| Pêche, kayak, randonnée,
observation quotidienne de grosses bêtes...Au King Pacific Lodge,
on peut non seulement s'exiler au beau milieu de nulle part, on peut aussi
décrocher en tout confort. Pas étonnant que certains considèrent
l'endroit comme l'un des meilleurs centres de villégiature en milieu
sauvage au monde... "Les poissons sont capricieux aujourd'hui",
fait remarquer Ronne Ludvigson, notre guide, tandis que nous taquinons
tranquillement l'insaisissable saumon. Mais occupée que je suis
à admirer la beauté sauvage du littoral, moucheté
de mousse vert doré et de lichen argenté sur fond de forêt
touffue, je ne me préoccupe pas de savoir si je vais ou non attraper
des poissons.
"La présence de deux rorquals à bosse qui batifolent
dans ces eaux-là perturbe la pêche," explique notre
guide, fort d'une longue expérience malgré son jeune âge.

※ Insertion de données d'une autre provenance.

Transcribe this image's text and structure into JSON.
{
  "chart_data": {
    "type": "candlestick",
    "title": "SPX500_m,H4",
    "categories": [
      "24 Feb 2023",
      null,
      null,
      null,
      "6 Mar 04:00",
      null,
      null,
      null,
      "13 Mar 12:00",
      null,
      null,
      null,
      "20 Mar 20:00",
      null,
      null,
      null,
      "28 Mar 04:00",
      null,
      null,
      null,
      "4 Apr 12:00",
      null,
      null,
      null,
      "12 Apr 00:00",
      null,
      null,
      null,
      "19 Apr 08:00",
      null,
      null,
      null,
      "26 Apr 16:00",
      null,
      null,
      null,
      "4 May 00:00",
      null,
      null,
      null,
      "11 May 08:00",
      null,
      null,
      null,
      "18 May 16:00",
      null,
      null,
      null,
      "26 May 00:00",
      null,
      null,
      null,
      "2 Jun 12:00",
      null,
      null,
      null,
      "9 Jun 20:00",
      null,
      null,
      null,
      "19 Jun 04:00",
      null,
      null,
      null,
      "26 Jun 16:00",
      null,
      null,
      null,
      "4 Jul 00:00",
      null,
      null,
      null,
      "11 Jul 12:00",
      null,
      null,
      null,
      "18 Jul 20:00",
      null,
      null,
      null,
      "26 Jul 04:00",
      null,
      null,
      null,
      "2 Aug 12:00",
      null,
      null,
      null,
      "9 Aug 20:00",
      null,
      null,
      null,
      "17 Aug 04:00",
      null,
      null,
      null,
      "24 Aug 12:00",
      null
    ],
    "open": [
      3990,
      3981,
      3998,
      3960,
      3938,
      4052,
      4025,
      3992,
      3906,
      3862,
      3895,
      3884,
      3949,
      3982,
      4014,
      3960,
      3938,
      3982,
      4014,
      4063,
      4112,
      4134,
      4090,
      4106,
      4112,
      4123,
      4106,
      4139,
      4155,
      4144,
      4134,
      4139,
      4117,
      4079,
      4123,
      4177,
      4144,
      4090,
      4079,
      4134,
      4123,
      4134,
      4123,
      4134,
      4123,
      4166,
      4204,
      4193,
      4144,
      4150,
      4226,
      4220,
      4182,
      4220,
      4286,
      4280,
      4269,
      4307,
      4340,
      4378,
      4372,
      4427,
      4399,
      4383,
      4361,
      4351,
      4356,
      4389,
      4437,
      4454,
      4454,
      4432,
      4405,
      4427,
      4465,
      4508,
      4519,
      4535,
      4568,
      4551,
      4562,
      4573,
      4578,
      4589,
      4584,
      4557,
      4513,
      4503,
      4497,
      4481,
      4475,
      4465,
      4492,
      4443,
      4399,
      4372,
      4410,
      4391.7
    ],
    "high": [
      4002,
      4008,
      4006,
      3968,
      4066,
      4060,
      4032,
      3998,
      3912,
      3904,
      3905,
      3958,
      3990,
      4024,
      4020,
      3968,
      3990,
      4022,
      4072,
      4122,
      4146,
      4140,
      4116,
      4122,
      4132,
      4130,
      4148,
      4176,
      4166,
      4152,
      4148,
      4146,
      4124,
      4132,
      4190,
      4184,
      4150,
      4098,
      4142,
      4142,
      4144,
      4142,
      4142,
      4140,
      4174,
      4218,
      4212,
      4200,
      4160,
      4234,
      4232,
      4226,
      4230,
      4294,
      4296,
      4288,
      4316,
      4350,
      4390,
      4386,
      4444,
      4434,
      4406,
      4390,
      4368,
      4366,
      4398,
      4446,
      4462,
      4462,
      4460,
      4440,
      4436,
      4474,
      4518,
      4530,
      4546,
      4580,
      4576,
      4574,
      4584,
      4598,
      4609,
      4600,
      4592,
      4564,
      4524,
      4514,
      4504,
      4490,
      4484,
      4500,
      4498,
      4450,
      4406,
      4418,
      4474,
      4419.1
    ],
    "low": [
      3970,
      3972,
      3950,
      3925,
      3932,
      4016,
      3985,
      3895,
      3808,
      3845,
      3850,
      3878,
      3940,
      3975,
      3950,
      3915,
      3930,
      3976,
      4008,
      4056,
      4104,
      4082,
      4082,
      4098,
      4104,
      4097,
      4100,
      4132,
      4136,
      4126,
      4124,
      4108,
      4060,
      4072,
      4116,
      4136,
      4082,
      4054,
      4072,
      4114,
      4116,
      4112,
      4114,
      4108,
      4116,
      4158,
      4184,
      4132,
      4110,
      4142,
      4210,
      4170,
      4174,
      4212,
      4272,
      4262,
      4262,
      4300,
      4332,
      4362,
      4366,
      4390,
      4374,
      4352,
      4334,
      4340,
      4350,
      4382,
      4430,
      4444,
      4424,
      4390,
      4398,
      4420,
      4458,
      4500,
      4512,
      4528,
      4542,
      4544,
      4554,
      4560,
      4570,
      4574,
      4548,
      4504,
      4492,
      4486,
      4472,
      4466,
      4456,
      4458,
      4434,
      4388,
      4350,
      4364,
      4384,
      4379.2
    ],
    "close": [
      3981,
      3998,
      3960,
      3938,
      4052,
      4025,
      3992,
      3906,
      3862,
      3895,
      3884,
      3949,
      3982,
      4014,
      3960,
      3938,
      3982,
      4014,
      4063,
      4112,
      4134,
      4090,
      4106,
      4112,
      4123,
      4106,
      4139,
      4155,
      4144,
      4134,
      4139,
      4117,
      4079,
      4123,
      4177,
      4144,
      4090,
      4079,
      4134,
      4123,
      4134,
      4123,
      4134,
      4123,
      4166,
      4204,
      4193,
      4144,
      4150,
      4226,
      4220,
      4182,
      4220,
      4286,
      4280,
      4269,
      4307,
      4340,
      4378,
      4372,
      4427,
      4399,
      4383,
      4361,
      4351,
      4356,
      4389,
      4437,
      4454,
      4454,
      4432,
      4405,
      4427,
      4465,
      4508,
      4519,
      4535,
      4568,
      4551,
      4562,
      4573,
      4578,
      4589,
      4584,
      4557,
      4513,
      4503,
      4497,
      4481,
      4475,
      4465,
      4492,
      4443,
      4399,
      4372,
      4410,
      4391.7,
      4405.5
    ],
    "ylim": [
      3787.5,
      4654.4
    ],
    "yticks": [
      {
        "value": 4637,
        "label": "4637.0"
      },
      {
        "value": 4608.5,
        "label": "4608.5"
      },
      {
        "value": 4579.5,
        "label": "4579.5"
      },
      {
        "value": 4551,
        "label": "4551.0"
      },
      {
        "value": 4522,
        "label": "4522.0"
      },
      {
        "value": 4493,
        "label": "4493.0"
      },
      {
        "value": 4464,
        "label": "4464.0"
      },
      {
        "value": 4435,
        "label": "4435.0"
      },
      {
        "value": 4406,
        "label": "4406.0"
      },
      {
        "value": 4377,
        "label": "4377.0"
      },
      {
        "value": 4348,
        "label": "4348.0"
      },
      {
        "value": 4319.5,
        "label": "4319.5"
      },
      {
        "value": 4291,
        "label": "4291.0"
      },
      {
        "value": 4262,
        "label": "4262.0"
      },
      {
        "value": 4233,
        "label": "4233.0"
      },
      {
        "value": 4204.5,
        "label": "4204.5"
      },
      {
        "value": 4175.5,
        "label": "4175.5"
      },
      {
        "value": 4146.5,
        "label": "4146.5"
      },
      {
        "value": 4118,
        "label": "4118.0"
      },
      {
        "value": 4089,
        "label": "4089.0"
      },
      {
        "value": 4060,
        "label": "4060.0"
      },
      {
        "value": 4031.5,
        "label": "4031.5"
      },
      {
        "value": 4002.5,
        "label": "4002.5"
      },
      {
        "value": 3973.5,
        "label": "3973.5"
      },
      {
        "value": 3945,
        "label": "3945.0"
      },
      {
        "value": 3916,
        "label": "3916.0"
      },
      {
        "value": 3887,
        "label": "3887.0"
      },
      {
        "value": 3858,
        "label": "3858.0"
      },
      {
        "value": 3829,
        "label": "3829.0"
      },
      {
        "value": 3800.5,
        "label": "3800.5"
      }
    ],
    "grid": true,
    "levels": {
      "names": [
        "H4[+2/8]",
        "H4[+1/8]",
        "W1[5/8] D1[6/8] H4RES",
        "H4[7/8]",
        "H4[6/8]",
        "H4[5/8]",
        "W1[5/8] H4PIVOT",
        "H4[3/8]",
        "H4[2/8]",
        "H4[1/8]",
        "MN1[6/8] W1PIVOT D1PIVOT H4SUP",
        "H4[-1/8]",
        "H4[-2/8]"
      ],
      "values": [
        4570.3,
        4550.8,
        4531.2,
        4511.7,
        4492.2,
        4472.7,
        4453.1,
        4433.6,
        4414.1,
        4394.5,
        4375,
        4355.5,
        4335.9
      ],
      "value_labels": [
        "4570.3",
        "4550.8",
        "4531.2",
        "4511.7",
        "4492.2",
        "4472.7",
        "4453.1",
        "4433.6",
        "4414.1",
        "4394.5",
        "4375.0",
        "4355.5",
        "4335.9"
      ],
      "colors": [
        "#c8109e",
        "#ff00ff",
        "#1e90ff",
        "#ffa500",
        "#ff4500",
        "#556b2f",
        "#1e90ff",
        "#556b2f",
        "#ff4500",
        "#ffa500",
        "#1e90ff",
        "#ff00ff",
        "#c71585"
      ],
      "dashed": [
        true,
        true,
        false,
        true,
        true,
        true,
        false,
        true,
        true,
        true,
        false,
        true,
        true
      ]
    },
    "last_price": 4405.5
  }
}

Il a à peine le temps de terminer sa phrase que deux cétacés
géants font surface si près du bateau que je discerne clairement
les douzaines de bernacles fixées à leur dos massif. Du
coup, d'énormes vagues font ballotter notre frêle esquif
qui ressemble soudain à un bateau d'enfant dans une baignoire.
C'est alors que je me rends compte que tout au long de ce spectacle émouvant,
j'ai littéralement retenu mon souffle.
C'est grâce à mon séjour au King Pacific Lodge que
je me retrouve en pleine nature à vivre ces moments magiques. Niché
dans le Barnard Harbour de l'île Princess Royal, en Colombie-Britannique,
ce centre de villégiature, accessible seulement par hydravion,
est situé sur la frange côtière de la forêt
pluviale de Great Bear, qui couvre une superficie de 3,2 millions d'hectares.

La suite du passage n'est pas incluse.